En septembre dernier, un rapport sur les fonds vautours était présenté pour la première fois à l’ONU. Ce rapport élaboré par un Comité consultatif dont Jean Ziegler, ancien Rapporteur des Nations-Unies sur le droit à l’alimentation, est le vice-président, constitue une véritable mine d’informations sur la stratégie des fonds vautours, les profits qu’ils réalisent sur le dos des populations des Etats attaqués et sur les moyens qui sont à la portée des pouvoirs publics pour les combattre. (...)
Les fonds vautours, également connus sous l’appellation de « créanciers procéduriers » ou de « fonds rapaces », sont des entreprises financières souvent domiciliées dans les paradis fiscaux dont la stratégie est de racheter à très bas prix – principalement sur le marché secondaire (le marché d’ « occasion » des dettes) - des créances sur des Etats en difficultés financières pour ensuite réclamer le paiement à 100% de leur valeur faciale majorée d’intérêts, de pénalités et d’éventuels frais de justice. Pour y parvenir, « les fonds vautours peuvent recourir non seulement aux procédures judiciaires, mais aussi au lobbying et à d’autres moyens de pression, qui peuvent aller de la tentative de saisir les actifs de l’État débiteur à l’organisation de campagnes de presse visant à discréditer le gouvernement pour le forcer à payer ». (page 4)

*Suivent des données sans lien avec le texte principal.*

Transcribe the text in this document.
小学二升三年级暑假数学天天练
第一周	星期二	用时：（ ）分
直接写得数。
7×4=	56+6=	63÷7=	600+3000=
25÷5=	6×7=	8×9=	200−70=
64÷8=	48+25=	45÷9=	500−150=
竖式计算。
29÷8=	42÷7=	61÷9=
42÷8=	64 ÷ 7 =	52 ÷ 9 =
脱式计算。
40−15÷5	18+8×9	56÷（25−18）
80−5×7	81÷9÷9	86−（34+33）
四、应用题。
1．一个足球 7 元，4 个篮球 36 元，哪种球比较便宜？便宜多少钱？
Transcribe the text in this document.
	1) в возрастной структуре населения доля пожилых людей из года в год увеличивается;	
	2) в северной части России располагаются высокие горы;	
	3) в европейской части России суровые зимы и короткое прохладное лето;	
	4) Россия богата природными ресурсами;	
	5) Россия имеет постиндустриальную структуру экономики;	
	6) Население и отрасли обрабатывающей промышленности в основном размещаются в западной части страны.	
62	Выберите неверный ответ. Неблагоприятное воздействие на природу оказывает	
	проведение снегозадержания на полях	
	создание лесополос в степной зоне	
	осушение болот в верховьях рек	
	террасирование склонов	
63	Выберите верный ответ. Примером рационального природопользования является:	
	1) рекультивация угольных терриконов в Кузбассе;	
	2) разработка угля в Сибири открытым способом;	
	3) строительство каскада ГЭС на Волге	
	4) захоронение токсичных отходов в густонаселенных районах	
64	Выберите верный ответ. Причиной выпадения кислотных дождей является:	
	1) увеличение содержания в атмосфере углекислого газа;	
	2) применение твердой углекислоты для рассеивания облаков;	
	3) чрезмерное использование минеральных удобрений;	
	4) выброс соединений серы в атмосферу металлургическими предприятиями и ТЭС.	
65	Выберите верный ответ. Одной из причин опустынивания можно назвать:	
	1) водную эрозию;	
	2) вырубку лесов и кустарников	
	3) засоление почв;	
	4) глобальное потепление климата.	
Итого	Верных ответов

Les profits qu’ils engrangent au terme de ce harcèlement sont exorbitants puisque « les taux de recouvrement des fonds vautours représentent en moyenne 3 à 20 fois leur investissement, ce qui équivaut à des rendements de 300% à 2000 % ». (page 5. f)
Sans surprise, ces profits qui proviennent d’une disproportion manifeste entre le prix de rachat et la somme dont le paiement est obtenu, sont réalisés au détriment des Etats visés et donc des populations. Le rapport étudie plusieurs cas de pays victimes de fonds vautours (...)
Fort heureusement, ce rapport ne se limite pas à décrire leur stratégie et leur impact néfaste sur les populations des Etats attaqués puisqu’il donne aussi plusieurs moyens d’actions concrets que les Etats pourraient mettre en oeuvre immédiatement comme (tout simplement) légiférer au niveau national contre les fonds vautours afin que leurs tribunaux ne leur donnent plus satisfaction.
Agir sur le terrain du droit en changeant « les règles du jeu », via l’adoption de lois, apparaît aujourd’hui comme une nécessité.
En effet, « les statistiques montrent que les procès intentés et les tentatives de saisie sont de plus en plus souvent considérés comme des procédures ordinaires pour régler les différends concernant la dette souveraine et impliquent, pour le pays défaillant, des actions en justice coûteuses et prolongées. Cette tendance est de plus en plus marquée depuis les années 1990 puisque la proportion des différends donnant lieu à une procédure judiciaire est passée de 10% à quasiment 50%. » (page 10. Point 29) (...)
Ce rapport arrive à un moment historique pour deux raisons majeures.
– Primo, cette loi belge est attaquée par l’un des plus puissants fonds vautours au niveau mondial, le fonds NML Capital appartenant au milliardaire Paul Singer, l’un des principaux donateurs du Parti Républicain aux Etats-Unis. Il est notamment celui qui a attaqué avec succès l’Argentine et il demande aujourd’hui à la Cour constitutionnelle belge d’annuler cette loi, démontrant ainsi l’efficacité du dispositif adopté en Belgique contre les fonds vautours.
- Secundo, la conjoncture est marquée par des difficultés croissantes de remboursement des dettes souveraines (en Afrique principalement qui est, par ailleurs, le continent le plus harcelé avec en moyenne huit actions en justice intentées par an contre des Etats africains). Devant le risque de défaut de paiement de plusieurs pays, les créanciers actuels de ces Etats pourraient être tentés de se débarrasser de leurs créances, que les vautours pourront alors racheter à des prix très inférieurs à leurs valeurs nominales. (...)
Comme le rappelle le rapport Ziegler, l’obligation qui incombe à l’État de garantir l’exercice des droits économiques et sociaux prime sur ses obligations au titre du service de sa dette. De nombreux autres textes disent la même chose mais sans être encore suivis d’effet concret puisque les gouvernements continuent de donner la priorité au paiement des dettes. (...)
Les populations n’ont pas le temps d’attendre qu’un cadre international de restructuration des dettes souveraines sous l’égide des Nations-Unies voie le jour, d’autant que les principaux Etats créanciers, le FMI et la Banque mondiale s’emploient depuis des années à le faire échouer. Utilisons dès maintenant les outils juridiques qui sont déjà à notre disposition comme le droit de suspendre et d’auditer les dettes pour remettre en cause toutes celles qui ont été contractées contre l’intérêt des populations.